Seem like that should be a problem? Well, no. Lately, more and more lenders have begun offering mortgages – knowingly – to undocumented immigrants. Through one of these lenders, the Seattle man was able to secure a loan and purchase a home. (For those interested, the man now has his green card.)

How did the Seattle man get the loan? He proved he paid taxes by providing an Individual Taxpayers Information Number, and that he could pay the mortgage by providing proof of income. In lieu of a credit report, he offered a letter of recommendation from his employer. The loan was approved: no social security number, no credit report needed.

Why are lenders doing this? Are they becoming more attuned to progressive causes? Do they sympathize with the struggles of the immigrant who simply wants to enjoy a decent standard of living? Is this a new, softer side of the mortgage lending industry? Maybe we have underestimated them...

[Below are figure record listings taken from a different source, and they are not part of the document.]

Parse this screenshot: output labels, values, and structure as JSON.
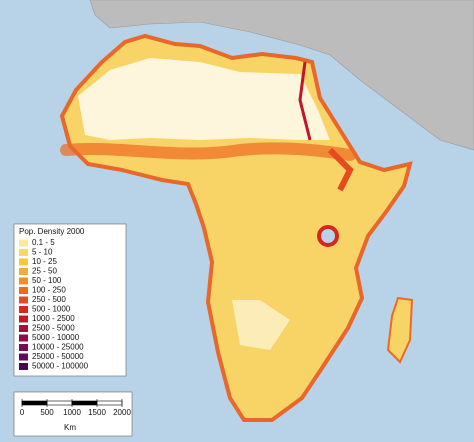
{
  "legend": {
    "title": "Pop. Density 2000",
    "items": [
      {
        "label": "0.1 - 5",
        "color": "#fde99a"
      },
      {
        "label": "5 - 10",
        "color": "#f9d862"
      },
      {
        "label": "10 - 25",
        "color": "#f6c63e"
      },
      {
        "label": "25 - 50",
        "color": "#f3aa3a"
      },
      {
        "label": "50 - 100",
        "color": "#f28c2c"
      },
      {
        "label": "100 - 250",
        "color": "#ec6b22"
      },
      {
        "label": "250 - 500",
        "color": "#e44c1e"
      },
      {
        "label": "500 - 1000",
        "color": "#d6281f"
      },
      {
        "label": "1000 - 2500",
        "color": "#c0172b"
      },
      {
        "label": "2500 - 5000",
        "color": "#a60f3b"
      },
      {
        "label": "5000 - 10000",
        "color": "#8e0c4a"
      },
      {
        "label": "10000 - 25000",
        "color": "#770a55"
      },
      {
        "label": "25000 - 50000",
        "color": "#5f0a5c"
      },
      {
        "label": "50000 - 100000",
        "color": "#47074f"
      }
    ]
  },
  "scale_bar": {
    "ticks": [
      0,
      500,
      1000,
      1500,
      2000
    ],
    "unit": "Km"
  }
}
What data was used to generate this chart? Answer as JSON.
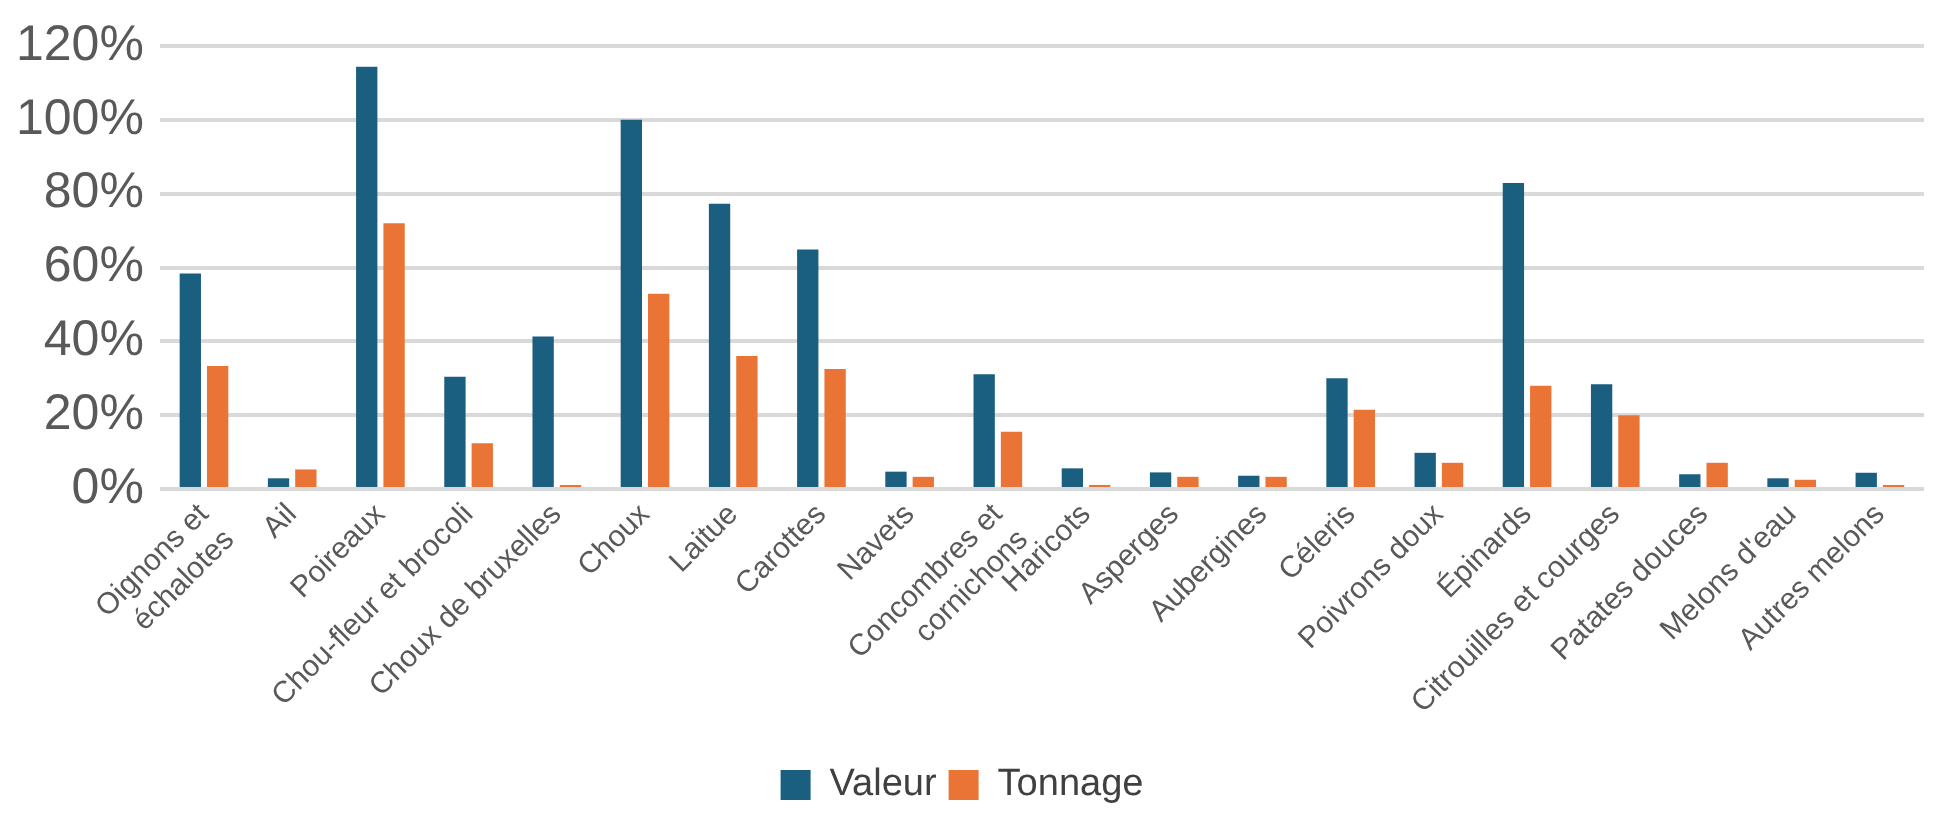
{
  "chart_data": {
    "type": "bar",
    "categories": [
      "Oignons et\néchalotes",
      "Ail",
      "Poireaux",
      "Chou-fleur et brocoli",
      "Choux de bruxelles",
      "Choux",
      "Laitue",
      "Carottes",
      "Navets",
      "Concombres et\ncornichons",
      "Haricots",
      "Asperges",
      "Aubergines",
      "Céleris",
      "Poivrons doux",
      "Épinards",
      "Citrouilles et courges",
      "Patates douces",
      "Melons d'eau",
      "Autres melons"
    ],
    "series": [
      {
        "name": "Valeur",
        "color": "#1a5f80",
        "values": [
          58.4,
          2.9,
          114.4,
          30.4,
          41.3,
          100,
          77.3,
          64.9,
          4.7,
          31.1,
          5.6,
          4.5,
          3.6,
          30,
          9.8,
          82.9,
          28.4,
          4,
          2.9,
          4.4
        ]
      },
      {
        "name": "Tonnage",
        "color": "#e97435",
        "values": [
          33.3,
          5.3,
          72,
          12.4,
          0.5,
          52.9,
          36,
          32.5,
          3.3,
          15.5,
          1.1,
          3.3,
          3.3,
          21.5,
          7.1,
          28,
          20,
          7.1,
          2.5,
          0.9
        ]
      }
    ],
    "ylim": [
      0,
      120
    ],
    "yticks": [
      {
        "value": 0,
        "label": "0%"
      },
      {
        "value": 20,
        "label": "20%"
      },
      {
        "value": 40,
        "label": "40%"
      },
      {
        "value": 60,
        "label": "60%"
      },
      {
        "value": 80,
        "label": "80%"
      },
      {
        "value": 100,
        "label": "100%"
      },
      {
        "value": 120,
        "label": "120%"
      }
    ],
    "grid": "y",
    "legend": "bottom"
  }
}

Perhaps. Perhaps not. Bob Byrd, the chairman and CEO, Bank of Bartlett, sums it up nicely in an Associated Press article "We're doing this because we think it's right. We're doing this because it's legal. And we're doing this because it's profitable."

Regardless of how you feel about the issue of undocumented immigrants living and working in the U.S., it's perfectly legal for a foreign national to own property in the U.S. It makes no difference whether the homeowner-elect is living and working here illegally. A growing number of enterprising lenders recognize this and, in fact, see undocumented immigrants as a large, untapped market: estimated at $60 billion – according to the Associated Press article.

Part of that profitability lies in the higher interest rates lenders can charge this "high-risk" population. What if an undocumented lendee is sent back to his or her country of origin, leaving the house – and mortgage payments – behind? Because of this plausible eventuality, lenders add several points to the average going interest rates; predatory lenders, of course, charge much more, sometimes doubling the rate.

Because many feel undocumented immigrants don't even have the right to be here, you'll likely hear very little public outcry over any predatory lending practices aimed at them. Still, it might be in everyone’s best interest to consider what happens to our Emerald City family once its members are legal residents or citizens. Do you think the bank steps in at that point and offers a lower rate? The deportation risk is gone, right? So, shouldn’t the rate change accordingly?